Syllabus for GEN220: High Throughput Biological Data Processing

Course Description

This course focuses on computational skills for processing data using programming language Python and UNIX environment. No prior programming experience is required, but some basic computer skills will be useful.

With the advancement of high throughput data generation methods, a major challenge that graduate students in life sciences have to face today is to analyze large amount of biological data. The objective of this course is to provide an opportunity for graduate students with no computer science background to learn the basic skills of handling high throughput biological data. It covers the Linux/Unix environment and the importance of the command line interface; the Python programming language; program design, implementation, and testing; BioPython; Strategies for analyzing genome resequencing, RNASeq, and microbiome sequencing data. Students build hands-on skills by analyzing real high throughput biological data through homework assignments and team projects.

Units: 3

Instructor: Jason Stajich (jason.stajich@ucr.edu)

Time and location: T/T 1-3PM Boyce Hall 1467

Office Hours: Wed 9-10 and best by appointment.

https://biodataprog.github.io/GEN220_2025/

Prerequisites

Resources

None of these texts are required for completion of the course but they will provide a great deal of helpful background and examples that will improve your ability to master UNIX or Programming in Python.

  1. Bioinformatics Data Skills: Reproducible and Robust Research with Open Source Tools. Vince Buffalo. 2015 O’Reilly & Associates. Available from O’Reilly and Associates, Amazon Free to read on UCR network (or use VPN) - Safari link.

  2. Unix and Perl to the Rescue: A Primer. Keith Bradnam and Ian Korf. Unix and Perl Primer for Biologists

  3. Unix and Perl to the rescue! Bradnam and Korf. Amazon

  4. Rosalind - An online platform to learn bioinformatics and programming in Python.

  5. Software Carpentry - https://software-carpentry.org/ and Data Carpentry - http://www.datacarpentry.org/.

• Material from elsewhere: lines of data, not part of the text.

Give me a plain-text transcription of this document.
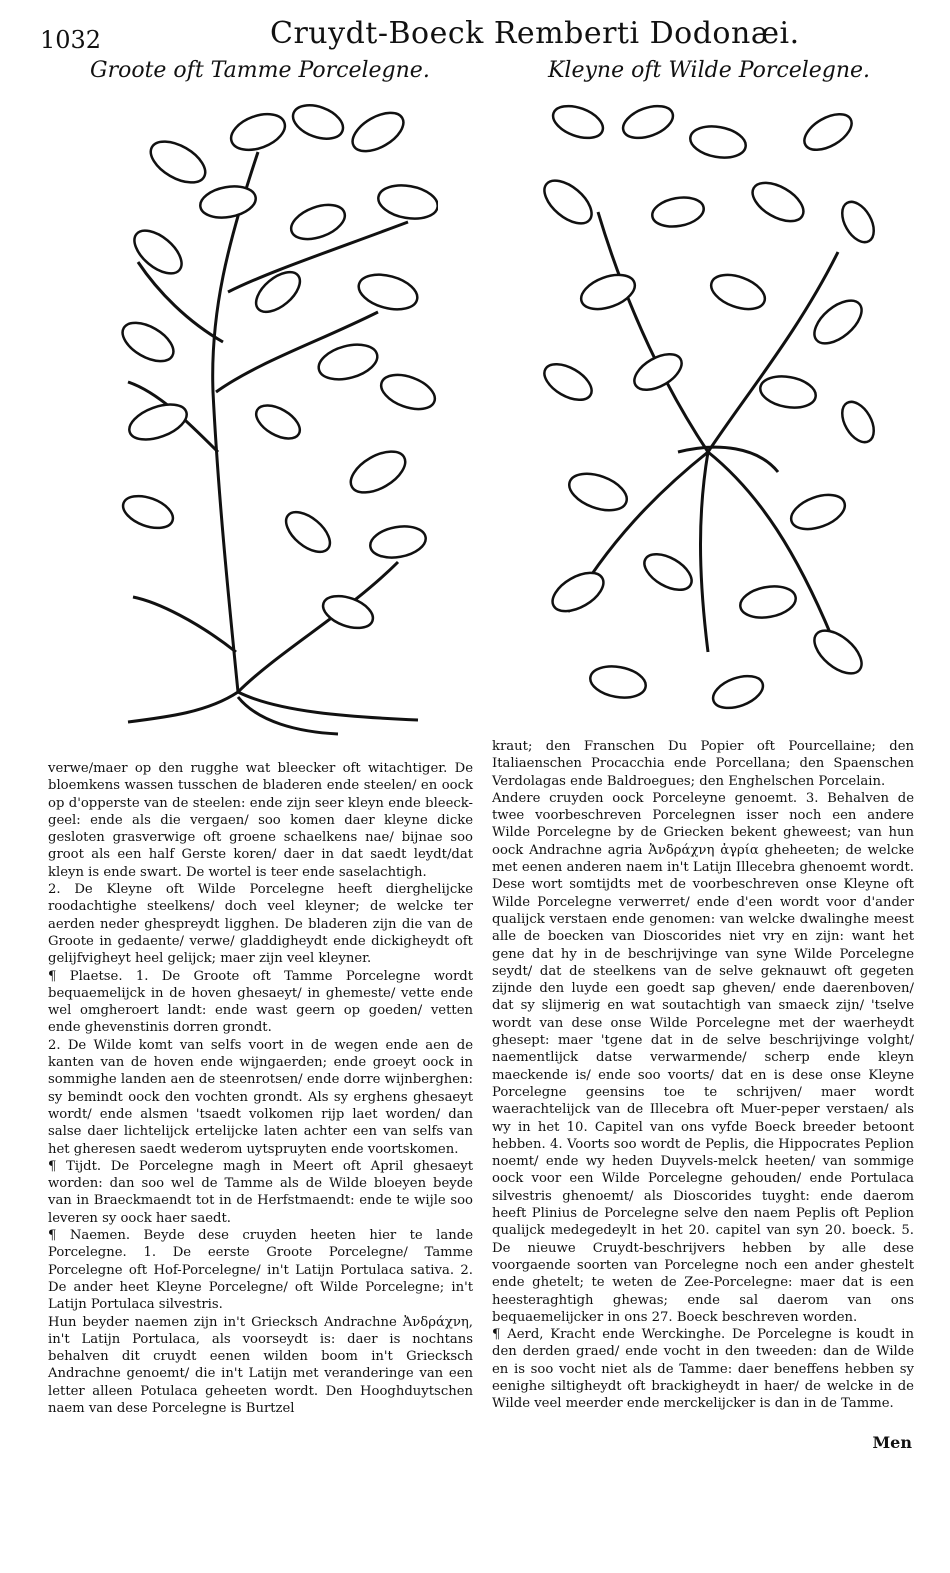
1032	Cruydt-Boeck Remberti Dodonæi.
Groote oft Tamme Porcelegne.	Kleyne oft Wilde Porcelegne.

verwe/maer op den rugghe wat bleecker oft witachtiger. De bloemkens wassen tusschen de bladeren ende steelen/ en oock op d'opperste van de steelen: ende zijn seer kleyn ende bleeck-geel: ende als die vergaen/ soo komen daer kleyne dicke gesloten grasverwige oft groene schaelkens nae/ bijnae soo groot als een half Gerste koren/ daer in dat saedt leydt/dat kleyn is ende swart. De wortel is teer ende saselachtigh.

2. De Kleyne oft Wilde Porcelegne heeft dierghelijcke roodachtighe steelkens/ doch veel kleyner; de welcke ter aerden neder ghespreydt ligghen. De bladeren zijn die van de Groote in gedaente/ verwe/ gladdigheydt ende dickigheydt oft gelijfvigheyt heel gelijck; maer zijn veel kleyner.

¶ Plaetse. 1. De Groote oft Tamme Porcelegne wordt bequaemelijck in de hoven ghesaeyt/ in ghemeste/ vette ende wel omgheroert landt: ende wast geern op goeden/ vetten ende ghevenstinis dorren grondt.

2. De Wilde komt van selfs voort in de wegen ende aen de kanten van de hoven ende wijngaerden; ende groeyt oock in sommighe landen aen de steenrotsen/ ende dorre wijnberghen: sy bemindt oock den vochten grondt. Als sy erghens ghesaeyt wordt/ ende alsmen 'tsaedt volkomen rijp laet worden/ dan salse daer lichtelijck ertelijcke laten achter een van selfs van het gheresen saedt wederom uytspruyten ende voortskomen.

¶ Tijdt. De Porcelegne magh in Meert oft April ghesaeyt worden: dan soo wel de Tamme als de Wilde bloeyen beyde van in Braeckmaendt tot in de Herfstmaendt: ende te wijle soo leveren sy oock haer saedt.

¶ Naemen. Beyde dese cruyden heeten hier te lande Porcelegne. 1. De eerste Groote Porcelegne/ Tamme Porcelegne oft Hof-Porcelegne/ in't Latijn Portulaca sativa. 2. De ander heet Kleyne Porcelegne/ oft Wilde Porcelegne; in't Latijn Portulaca silvestris.

Hun beyder naemen zijn in't Griecksch Andrachne Ἀνδράχνη, in't Latijn Portulaca, als voorseydt is: daer is nochtans behalven dit cruydt eenen wilden boom in't Griecksch Andrachne genoemt/ die in't Latijn met veranderinge van een letter alleen Potulaca geheeten wordt. Den Hooghduytschen naem van dese Porcelegne is Burtzel

kraut; den Franschen Du Popier oft Pourcellaine; den Italiaenschen Procacchia ende Porcellana; den Spaenschen Verdolagas ende Baldroegues; den Enghelschen Porcelain.

Andere cruyden oock Porceleyne genoemt. 3. Behalven de twee voorbeschreven Porcelegnen isser noch een andere Wilde Porcelegne by de Griecken bekent gheweest; van hun oock Andrachne agria Ἀνδράχνη ἀγρία gheheeten; de welcke met eenen anderen naem in't Latijn Illecebra ghenoemt wordt. Dese wort somtijdts met de voorbeschreven onse Kleyne oft Wilde Porcelegne verwerret/ ende d'een wordt voor d'ander qualijck verstaen ende genomen: van welcke dwalinghe meest alle de boecken van Dioscorides niet vry en zijn: want het gene dat hy in de beschrijvinge van syne Wilde Porcelegne seydt/ dat de steelkens van de selve geknauwt oft gegeten zijnde den luyde een goedt sap gheven/ ende daerenboven/ dat sy slijmerig en wat soutachtigh van smaeck zijn/ 'tselve wordt van dese onse Wilde Porcelegne met der waerheydt ghesept: maer 'tgene dat in de selve beschrijvinge volght/ naementlijck datse verwarmende/ scherp ende kleyn maeckende is/ ende soo voorts/ dat en is dese onse Kleyne Porcelegne geensins toe te schrijven/ maer wordt waerachtelijck van de Illecebra oft Muer-peper verstaen/ als wy in het 10. Capitel van ons vyfde Boeck breeder betoont hebben. 4. Voorts soo wordt de Peplis, die Hippocrates Peplion noemt/ ende wy heden Duyvels-melck heeten/ van sommige oock voor een Wilde Porcelegne gehouden/ ende Portulaca silvestris ghenoemt/ als Dioscorides tuyght: ende daerom heeft Plinius de Porcelegne selve den naem Peplis oft Peplion qualijck medegedeylt in het 20. capitel van syn 20. boeck. 5. De nieuwe Cruydt-beschrijvers hebben by alle dese voorgaende soorten van Porcelegne noch een ander ghestelt ende ghetelt; te weten de Zee-Porcelegne: maer dat is een heesteraghtigh ghewas; ende sal daerom van ons bequaemelijcker in ons 27. Boeck beschreven worden.

¶ Aerd, Kracht ende Werckinghe. De Porcelegne is koudt in den derden graed/ ende vocht in den tweeden: dan de Wilde en is soo vocht niet als de Tamme: daer beneffens hebben sy eenighe siltigheydt oft brackigheydt in haer/ de welcke in de Wilde veel meerder ende merckelijcker is dan in de Tamme.

Men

  6. Berk Ekmekci, Charles E. McAnany, Cameron Mura. An Introduction to Programming for Bioscientists: A Python-Based Primer. PLoS Comp Bio. DOI: 10.1371/journal.pcbi.1004867

  7. Ken Youens-Clark. Tiny Python Projects. https://www.manning.com/books/tiny-python-projects

  8. Pat Schloss’s Riffomonas Code Club has great videos and links to programming and microbiome analyses.

Grading

Homework

Operating systems:

Projects

Schedule

Date Day Lecture Topic Notes
Sept-25 Th Course Intro / UNIX I: Cmdline, GitHub
Sept-30 Tu UNIX II: Biocluster HPCC, Running programs Homework 0 Due
Oct-2 Th UNIX III: Tools for data processing
Oct-7 Tu Python I: Variables, running, cmdline, strings, math Homework 1 Due
Oct-9 Th Python II - Logic, loops, lists, iterator; I/O reading/writing files
Oct-14 Tu Python III - Pandas and Dictionaries
Oct-16 Th Python IV - Functions, modules, BioPython Homework 2 Due
Oct-21 Tu Python V - Regular Expressions
Oct-23 Th Python Data / Bioinformatics I. Class Project Info
Oct-28 Tu Alignment and Bioinformatics Algorithms; BLAST cmdline & automation Homework 3 Due
Oct-30 Th Cluster HPC, NextFlow. Class Project Outline/Abstract due
Nov-4 Tu TBD (Stajich away)
Nov-6 Th Bioinformatics II - RNASeq analyses
Nov-11 Tu No Class - holiday
Nov-13 Th Bioinformatics III - SNPs and variants Homework 4 Due
Nov-18 Tu Bioinformatics IV - Protein Sequence analyses (HMMER, InterPro, SignalP)
Nov-20 Th Bioinformatics V - Orthology, Phylogenetics, pipeline
Nov-25 Tu Bioinformatics VI - AlphaFold Homework 5 Due
Nov-27 Th ** NO CLASS **
Dec-2 Tu Genome and Statistical Data visualizations Extra Topics
Dec-4 Th Class Presentations
Dec-10 Wed Final papers due

*note these dates and topics may changes if illness or conflict arises. Class will also vote to emphasize special topics towards the end of quarter.